Board members are currently elected by five single-member districts and two at-large districts. The proposed change would have dropped the at-large districts and created seven single-member districts instead. The community redistricting committee voted unanimously Dec. 9 to bring the seven single-member district proposition to the board, said Eduardo Rios, chair of the community redistricting committee in a presentation to the board. New redistricting maps were presented that meet the federal guidelines of population and ethnic deviation in each district for both the current configuration and seven single-member district maps. If the new voting configuration had been adopted, the board would have had to conduct public hearings prior to Jan. 6, the last day to adopt a new map before the May board elections, Rios said.

“We have a five-two configuration that is pretty straightforward and meets the requirement for the standard deviation. We have a base layout that is compliant [for a single-member district map],” Rios said, adding that they had one more meeting planned to iron out a few details and finalize that map.

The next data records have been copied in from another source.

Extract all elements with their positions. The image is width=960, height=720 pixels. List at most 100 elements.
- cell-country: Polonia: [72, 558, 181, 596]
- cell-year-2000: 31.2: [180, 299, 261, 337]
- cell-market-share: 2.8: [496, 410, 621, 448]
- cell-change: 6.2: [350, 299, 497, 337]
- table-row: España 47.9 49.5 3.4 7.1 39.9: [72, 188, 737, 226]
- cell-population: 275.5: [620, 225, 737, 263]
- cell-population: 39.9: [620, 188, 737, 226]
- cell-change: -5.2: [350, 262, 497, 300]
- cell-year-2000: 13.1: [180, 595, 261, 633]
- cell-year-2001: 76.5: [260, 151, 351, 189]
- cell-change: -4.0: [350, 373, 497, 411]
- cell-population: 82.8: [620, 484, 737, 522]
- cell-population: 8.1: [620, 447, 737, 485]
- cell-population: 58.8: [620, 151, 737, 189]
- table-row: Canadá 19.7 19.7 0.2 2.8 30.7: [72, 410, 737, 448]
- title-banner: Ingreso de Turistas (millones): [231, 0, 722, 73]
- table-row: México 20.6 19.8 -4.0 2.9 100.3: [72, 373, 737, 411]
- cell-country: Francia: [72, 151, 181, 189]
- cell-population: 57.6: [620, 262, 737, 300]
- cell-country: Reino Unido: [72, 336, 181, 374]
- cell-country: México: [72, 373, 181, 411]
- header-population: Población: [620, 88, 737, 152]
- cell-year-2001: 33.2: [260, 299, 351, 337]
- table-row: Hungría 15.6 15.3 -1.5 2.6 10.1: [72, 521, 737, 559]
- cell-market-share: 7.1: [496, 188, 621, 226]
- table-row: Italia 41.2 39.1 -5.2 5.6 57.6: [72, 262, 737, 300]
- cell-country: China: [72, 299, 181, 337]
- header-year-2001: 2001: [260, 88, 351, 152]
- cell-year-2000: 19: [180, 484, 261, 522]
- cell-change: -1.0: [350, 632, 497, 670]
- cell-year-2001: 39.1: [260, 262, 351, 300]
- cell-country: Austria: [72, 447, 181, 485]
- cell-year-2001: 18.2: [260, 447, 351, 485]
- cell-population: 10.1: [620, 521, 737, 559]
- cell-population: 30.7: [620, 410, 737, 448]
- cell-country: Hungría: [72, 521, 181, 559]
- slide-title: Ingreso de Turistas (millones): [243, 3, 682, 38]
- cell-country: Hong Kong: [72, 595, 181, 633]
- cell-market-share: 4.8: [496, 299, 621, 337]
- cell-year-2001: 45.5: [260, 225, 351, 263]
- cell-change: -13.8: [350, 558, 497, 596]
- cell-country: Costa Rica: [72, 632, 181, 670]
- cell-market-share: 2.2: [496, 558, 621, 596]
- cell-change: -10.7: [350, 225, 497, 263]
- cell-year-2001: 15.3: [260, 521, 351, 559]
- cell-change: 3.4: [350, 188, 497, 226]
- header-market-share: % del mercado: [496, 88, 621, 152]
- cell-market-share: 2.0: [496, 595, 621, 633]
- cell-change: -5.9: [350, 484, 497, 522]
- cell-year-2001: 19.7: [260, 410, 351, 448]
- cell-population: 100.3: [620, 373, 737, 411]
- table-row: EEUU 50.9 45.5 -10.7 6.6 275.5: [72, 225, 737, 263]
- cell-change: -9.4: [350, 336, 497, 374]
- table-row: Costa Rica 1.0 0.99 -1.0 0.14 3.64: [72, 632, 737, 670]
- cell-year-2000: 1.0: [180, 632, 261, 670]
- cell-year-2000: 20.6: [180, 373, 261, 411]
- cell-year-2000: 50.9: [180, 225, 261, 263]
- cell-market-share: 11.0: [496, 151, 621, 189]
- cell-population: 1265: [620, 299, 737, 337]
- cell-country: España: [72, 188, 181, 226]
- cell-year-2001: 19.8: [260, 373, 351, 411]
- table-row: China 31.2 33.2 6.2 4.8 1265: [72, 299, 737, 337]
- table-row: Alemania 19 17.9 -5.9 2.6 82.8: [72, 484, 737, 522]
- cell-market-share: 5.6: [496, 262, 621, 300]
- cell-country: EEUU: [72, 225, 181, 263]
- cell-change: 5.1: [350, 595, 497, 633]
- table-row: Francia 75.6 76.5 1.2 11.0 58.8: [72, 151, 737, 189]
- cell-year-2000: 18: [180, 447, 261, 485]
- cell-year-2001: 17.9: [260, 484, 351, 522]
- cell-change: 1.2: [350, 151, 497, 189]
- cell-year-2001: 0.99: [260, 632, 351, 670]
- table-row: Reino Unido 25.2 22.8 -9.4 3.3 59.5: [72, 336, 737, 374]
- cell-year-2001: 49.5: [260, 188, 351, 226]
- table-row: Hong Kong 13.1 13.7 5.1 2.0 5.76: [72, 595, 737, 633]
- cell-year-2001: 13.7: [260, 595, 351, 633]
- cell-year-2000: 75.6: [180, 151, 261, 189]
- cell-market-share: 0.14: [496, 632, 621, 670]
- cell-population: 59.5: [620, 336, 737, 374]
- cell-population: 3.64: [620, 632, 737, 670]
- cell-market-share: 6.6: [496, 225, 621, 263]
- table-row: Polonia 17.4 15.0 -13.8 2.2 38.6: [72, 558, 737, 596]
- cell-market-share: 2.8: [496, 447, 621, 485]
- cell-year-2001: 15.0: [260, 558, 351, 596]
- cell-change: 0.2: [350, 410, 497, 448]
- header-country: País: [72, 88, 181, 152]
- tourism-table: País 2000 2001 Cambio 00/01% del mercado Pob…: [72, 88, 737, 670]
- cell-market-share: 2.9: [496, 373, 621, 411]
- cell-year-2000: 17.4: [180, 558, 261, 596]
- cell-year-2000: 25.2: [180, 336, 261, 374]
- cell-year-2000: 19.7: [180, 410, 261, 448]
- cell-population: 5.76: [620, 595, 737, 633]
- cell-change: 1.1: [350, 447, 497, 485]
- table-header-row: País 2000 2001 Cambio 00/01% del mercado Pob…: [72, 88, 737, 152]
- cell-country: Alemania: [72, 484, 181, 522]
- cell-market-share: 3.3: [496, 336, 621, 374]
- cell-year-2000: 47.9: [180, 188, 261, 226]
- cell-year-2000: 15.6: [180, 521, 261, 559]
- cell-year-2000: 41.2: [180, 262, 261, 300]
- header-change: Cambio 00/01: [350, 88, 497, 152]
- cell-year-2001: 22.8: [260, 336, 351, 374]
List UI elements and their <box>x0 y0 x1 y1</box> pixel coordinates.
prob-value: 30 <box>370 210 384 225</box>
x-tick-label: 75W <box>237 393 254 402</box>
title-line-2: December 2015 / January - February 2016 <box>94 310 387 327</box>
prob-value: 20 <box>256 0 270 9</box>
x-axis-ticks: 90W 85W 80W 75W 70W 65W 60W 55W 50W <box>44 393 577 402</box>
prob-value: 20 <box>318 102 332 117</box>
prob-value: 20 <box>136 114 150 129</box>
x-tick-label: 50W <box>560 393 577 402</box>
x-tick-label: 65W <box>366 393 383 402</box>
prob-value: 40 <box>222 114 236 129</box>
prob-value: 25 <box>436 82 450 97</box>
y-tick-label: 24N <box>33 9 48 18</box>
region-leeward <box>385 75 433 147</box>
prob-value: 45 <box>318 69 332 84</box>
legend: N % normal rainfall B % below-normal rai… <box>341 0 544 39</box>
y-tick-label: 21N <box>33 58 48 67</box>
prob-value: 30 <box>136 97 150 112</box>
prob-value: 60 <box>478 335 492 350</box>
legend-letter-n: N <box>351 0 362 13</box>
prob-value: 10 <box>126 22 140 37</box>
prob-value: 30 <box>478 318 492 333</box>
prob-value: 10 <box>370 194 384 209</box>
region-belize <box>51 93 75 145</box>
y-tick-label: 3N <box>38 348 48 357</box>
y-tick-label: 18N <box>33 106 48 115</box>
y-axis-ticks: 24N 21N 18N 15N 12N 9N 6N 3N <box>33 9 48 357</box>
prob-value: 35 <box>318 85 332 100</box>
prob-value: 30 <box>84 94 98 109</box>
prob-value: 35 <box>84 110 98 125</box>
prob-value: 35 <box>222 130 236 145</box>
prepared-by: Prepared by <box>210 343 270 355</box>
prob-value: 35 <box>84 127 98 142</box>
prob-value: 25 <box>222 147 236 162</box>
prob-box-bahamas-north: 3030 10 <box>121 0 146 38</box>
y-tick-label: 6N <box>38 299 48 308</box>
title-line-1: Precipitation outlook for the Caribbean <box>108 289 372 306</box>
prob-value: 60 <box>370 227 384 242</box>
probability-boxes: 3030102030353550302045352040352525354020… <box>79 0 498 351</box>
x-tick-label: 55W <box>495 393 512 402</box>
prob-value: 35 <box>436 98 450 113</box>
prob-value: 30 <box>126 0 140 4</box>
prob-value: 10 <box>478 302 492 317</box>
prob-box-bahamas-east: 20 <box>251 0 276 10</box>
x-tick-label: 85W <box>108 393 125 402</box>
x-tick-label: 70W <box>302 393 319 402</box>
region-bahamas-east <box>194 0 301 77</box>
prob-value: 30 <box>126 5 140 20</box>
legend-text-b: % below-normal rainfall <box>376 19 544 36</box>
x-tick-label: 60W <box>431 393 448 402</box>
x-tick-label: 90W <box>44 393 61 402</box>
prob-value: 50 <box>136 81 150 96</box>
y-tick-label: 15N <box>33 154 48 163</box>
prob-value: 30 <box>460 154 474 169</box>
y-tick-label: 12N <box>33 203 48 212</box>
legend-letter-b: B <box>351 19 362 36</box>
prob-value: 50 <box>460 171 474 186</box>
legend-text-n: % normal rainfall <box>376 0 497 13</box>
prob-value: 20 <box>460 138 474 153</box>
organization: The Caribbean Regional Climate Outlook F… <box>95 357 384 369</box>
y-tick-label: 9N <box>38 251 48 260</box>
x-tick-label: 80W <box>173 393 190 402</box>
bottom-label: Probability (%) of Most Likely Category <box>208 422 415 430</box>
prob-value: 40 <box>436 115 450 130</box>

“I don’t feel like we personally have the time to get the public input between now and Jan. 6,” at-large trustee Anne Halsey said. “Although I understand in theory why it makes it more equal to have a seven[-member voting scheme], part of it is also about encouraging more engagement with our voting. ... I haven’t heard what makes it more representational to give a voter one vote for a school board trustee versus three votes that each voter in the district currently has."

Rolando Rios, a lawyer based in San Antonio who provided legal advice for the redistricting committee, said many larger school districts in the state have moved away from at-large districts.


“At-large voting is a suspicious way of voting in the sense that it has the effect of diluting the voting strength of racial minorities. At one time ... San Antonio ISD, Dallas ISD, Houston ISD, Fort Worth ISD—virtually every school district in the state at-large voting,” Rolando Rios said. “The patterns show that where you have multicultural communities, and there's this phenomenon called polarized voting, certain groups vote a certain way, certain groups another way. At-large voting has an effect of diluting the voting strength of racial minorities. So every school district that I mentioned, across the whole state, went from at-large to single-member districts.”

Several trustees voiced interest in exploring the single-member district map at a later date, and Eduardo Rios said that the committee would meet again in January to finalize a map that the board can use going forward.